Com R$ 14 bilhões em patrimônio, a Valia, fundo de pensão dos funcionários da Vale, vai aumentar seus investimentos em infraestrutura, segundo seu presidente, Eustáquio Lott. A Valia é o quinto maior fundo de pensão do Brasil e vai investir no setor por meio de aportes em fundos de private equity, carteiras que compram participação em empresas.

ALTAMIRO SILVA JÚNIOR, ENVIADO ESPECIAL, Agencia Estado

20 de setembro de 2011 | 16h41

A fundação tem atualmente 4% de seu patrimônio alocado em private equities, o equivalente a R$ 560 milhões. A meta é elevar esse porcentual para 6%. Isso equivale a cerca de R$ 280 milhões que serão direcionados para esses fundos, com base no patrimônio atual.

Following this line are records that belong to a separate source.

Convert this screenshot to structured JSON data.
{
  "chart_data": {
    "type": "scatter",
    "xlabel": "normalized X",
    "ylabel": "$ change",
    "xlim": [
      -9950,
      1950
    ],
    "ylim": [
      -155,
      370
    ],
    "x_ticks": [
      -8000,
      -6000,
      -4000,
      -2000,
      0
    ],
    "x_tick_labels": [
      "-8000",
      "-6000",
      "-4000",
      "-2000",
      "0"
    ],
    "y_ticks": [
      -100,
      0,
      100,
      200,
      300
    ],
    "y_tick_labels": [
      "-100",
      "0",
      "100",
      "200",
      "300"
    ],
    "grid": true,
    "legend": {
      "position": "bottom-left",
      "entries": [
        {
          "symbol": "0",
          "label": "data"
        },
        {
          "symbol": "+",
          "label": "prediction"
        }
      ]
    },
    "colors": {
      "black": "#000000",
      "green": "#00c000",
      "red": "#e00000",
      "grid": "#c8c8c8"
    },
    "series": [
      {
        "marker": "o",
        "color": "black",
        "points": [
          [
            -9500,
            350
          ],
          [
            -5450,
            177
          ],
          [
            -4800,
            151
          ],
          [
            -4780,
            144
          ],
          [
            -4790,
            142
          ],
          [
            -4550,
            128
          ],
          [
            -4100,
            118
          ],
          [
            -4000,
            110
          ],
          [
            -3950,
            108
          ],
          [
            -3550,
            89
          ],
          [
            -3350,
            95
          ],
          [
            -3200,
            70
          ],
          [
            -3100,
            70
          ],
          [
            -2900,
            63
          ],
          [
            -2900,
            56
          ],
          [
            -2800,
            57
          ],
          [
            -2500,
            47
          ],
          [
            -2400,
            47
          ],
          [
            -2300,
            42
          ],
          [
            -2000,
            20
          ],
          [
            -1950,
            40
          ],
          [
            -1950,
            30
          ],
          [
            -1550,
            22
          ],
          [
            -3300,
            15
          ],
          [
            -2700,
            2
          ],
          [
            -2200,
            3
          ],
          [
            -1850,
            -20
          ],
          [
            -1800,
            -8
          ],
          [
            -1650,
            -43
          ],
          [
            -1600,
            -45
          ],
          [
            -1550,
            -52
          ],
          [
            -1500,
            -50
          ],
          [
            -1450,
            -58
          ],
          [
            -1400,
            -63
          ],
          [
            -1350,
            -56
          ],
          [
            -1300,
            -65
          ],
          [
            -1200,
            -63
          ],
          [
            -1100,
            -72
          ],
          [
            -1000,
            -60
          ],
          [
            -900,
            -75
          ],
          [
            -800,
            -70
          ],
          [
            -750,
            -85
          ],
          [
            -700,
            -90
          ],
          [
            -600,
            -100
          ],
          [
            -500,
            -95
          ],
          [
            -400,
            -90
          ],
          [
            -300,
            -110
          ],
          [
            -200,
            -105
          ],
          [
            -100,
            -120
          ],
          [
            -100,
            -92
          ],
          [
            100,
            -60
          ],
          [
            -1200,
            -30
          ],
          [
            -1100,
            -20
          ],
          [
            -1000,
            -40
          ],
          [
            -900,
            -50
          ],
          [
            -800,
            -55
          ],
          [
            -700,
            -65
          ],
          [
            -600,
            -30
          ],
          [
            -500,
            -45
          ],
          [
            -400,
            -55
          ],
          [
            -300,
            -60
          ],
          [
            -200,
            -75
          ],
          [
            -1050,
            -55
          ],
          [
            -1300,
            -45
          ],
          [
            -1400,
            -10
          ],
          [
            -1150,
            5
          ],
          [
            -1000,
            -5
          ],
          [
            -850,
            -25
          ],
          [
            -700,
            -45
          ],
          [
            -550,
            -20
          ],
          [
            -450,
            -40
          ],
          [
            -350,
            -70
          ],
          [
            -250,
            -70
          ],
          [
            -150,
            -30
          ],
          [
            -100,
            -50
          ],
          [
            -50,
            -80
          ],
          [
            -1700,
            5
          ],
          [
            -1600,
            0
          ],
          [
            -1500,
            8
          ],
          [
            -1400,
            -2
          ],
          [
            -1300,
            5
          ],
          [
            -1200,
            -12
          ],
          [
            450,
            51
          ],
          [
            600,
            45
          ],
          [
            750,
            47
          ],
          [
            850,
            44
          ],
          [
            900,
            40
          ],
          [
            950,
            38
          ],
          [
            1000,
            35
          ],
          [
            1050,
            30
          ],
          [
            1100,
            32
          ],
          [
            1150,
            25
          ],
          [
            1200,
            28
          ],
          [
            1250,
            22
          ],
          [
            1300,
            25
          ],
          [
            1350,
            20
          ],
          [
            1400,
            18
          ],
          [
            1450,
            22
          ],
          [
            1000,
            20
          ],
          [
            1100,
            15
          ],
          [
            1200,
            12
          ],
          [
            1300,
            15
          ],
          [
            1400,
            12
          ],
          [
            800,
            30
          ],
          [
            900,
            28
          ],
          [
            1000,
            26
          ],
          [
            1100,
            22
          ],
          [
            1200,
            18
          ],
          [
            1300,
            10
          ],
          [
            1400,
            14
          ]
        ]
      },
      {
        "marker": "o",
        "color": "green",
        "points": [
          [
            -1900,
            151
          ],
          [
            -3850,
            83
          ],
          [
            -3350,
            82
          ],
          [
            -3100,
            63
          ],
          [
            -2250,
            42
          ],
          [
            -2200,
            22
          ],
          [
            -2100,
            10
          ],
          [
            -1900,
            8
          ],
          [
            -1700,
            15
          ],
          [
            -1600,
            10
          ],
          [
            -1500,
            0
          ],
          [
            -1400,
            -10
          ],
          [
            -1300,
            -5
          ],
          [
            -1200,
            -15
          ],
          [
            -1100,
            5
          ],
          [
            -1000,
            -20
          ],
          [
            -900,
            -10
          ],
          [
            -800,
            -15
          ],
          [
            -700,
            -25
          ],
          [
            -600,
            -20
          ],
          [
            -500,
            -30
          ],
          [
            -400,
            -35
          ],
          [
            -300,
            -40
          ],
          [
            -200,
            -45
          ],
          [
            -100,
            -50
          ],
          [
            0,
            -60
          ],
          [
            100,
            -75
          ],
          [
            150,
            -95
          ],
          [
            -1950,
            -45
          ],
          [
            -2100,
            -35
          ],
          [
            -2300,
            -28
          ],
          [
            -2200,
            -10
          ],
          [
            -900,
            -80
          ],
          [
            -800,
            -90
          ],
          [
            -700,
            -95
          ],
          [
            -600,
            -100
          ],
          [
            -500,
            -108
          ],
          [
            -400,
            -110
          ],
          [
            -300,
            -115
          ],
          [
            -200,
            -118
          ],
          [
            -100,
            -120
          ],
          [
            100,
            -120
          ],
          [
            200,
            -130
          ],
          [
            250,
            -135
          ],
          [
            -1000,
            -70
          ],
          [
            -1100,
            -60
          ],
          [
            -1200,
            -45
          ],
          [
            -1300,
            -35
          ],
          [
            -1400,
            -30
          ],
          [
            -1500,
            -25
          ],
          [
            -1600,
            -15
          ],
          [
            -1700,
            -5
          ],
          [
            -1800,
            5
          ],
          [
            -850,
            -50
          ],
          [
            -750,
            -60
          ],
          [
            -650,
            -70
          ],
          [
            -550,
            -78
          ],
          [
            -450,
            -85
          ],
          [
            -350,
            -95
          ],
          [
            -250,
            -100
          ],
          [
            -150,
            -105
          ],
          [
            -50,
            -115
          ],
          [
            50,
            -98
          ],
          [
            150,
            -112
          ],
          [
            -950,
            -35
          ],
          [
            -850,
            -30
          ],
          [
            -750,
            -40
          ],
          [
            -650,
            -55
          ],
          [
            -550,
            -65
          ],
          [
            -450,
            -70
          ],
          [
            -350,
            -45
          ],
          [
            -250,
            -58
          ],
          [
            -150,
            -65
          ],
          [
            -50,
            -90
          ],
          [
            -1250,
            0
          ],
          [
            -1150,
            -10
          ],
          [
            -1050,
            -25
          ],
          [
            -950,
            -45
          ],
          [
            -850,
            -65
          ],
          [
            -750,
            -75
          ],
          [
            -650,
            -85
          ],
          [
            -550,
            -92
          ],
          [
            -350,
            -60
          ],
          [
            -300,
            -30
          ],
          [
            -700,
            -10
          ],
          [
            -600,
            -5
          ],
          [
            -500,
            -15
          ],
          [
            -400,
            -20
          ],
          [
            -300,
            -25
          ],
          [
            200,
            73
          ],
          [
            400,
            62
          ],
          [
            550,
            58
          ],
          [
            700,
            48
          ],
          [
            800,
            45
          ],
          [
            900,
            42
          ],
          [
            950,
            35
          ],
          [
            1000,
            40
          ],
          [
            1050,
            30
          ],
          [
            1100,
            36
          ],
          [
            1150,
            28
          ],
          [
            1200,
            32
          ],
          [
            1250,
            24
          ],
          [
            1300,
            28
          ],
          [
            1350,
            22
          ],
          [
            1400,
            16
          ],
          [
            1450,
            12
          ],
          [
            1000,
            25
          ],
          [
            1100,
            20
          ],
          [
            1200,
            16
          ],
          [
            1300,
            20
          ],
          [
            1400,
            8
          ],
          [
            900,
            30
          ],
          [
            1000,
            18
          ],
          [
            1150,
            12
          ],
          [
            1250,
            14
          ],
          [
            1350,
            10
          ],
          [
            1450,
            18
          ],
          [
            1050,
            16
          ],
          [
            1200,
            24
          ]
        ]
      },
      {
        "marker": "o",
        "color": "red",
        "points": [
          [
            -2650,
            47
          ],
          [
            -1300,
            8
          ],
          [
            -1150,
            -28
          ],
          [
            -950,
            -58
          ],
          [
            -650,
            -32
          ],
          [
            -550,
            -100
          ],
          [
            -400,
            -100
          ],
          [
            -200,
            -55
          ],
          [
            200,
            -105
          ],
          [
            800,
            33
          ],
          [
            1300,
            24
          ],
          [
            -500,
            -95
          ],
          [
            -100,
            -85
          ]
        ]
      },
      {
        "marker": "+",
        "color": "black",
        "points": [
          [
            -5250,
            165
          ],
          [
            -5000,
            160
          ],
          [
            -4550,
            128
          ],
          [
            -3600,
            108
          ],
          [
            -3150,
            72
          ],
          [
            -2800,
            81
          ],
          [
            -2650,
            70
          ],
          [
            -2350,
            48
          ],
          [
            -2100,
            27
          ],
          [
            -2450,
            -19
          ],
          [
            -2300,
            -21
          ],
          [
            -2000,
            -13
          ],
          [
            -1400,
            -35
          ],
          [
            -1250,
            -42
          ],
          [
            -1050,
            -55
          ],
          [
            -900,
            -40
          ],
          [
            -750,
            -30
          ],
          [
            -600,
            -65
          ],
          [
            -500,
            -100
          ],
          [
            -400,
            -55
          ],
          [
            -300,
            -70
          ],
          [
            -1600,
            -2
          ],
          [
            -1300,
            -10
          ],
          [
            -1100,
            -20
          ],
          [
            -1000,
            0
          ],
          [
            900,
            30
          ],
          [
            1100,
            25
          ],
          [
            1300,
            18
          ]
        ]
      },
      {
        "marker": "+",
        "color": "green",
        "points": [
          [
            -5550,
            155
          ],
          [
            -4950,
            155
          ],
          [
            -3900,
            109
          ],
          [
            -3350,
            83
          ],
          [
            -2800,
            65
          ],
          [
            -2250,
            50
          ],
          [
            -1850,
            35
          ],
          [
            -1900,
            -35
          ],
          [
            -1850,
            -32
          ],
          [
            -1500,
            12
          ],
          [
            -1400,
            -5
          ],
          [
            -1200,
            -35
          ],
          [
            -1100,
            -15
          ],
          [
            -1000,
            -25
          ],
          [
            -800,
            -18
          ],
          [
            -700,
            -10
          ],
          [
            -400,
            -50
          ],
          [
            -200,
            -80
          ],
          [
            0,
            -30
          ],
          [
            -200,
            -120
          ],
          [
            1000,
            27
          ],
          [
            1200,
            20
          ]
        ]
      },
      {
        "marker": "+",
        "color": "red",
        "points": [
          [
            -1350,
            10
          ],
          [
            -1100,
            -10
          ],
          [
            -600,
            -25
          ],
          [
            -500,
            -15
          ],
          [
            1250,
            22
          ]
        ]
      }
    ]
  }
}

Segundo Lott, todos os dias, gestoras procuram a fundação mostrando projetos para captação. "Há uma quantidade enorme de gestoras e projetos". De acordo com ele, tem surgido projetos de energia elétrica, petróleo e concessão rodoviária. De investimentos em aeroportos, até agora não apareceu nenhum.

O fundo de pensão da Vale tem 27% de seu patrimônio aplicado na bolsa. De acordo com Lott, a carteira não perdeu este ano, mas também não teve ganho. "Está no zero a zero", disse o executivo, destacando que a fundação aplica em papéis como Petrobras, Brasil Foods (BRF) e BrMalls, além de ações da própria Vale, que respondem por cerca de 6% a 7% do total. O porcentual total aplicado em ações pode chegar a 35%, mas Lott disse que, no momento, a fundação não está comprando mais bolsa. "Estamos sempre observando o mercado, se surgir uma boa oportunidade, compramos".

Na BRF, a Valia faz parte do grupo de fundos de pensão que indica um conselho para a empresa. Lott não comentou o futuro da empresa de alimentos, apenas diz que "há uma visão harmoniosa no conselho" sobre os próximos rumos da companhia, que foi obrigada pelo Conselho Administrativo de Defesa Econômica (Cade) a se desfazer de ativos para se fundir com a Perdigão.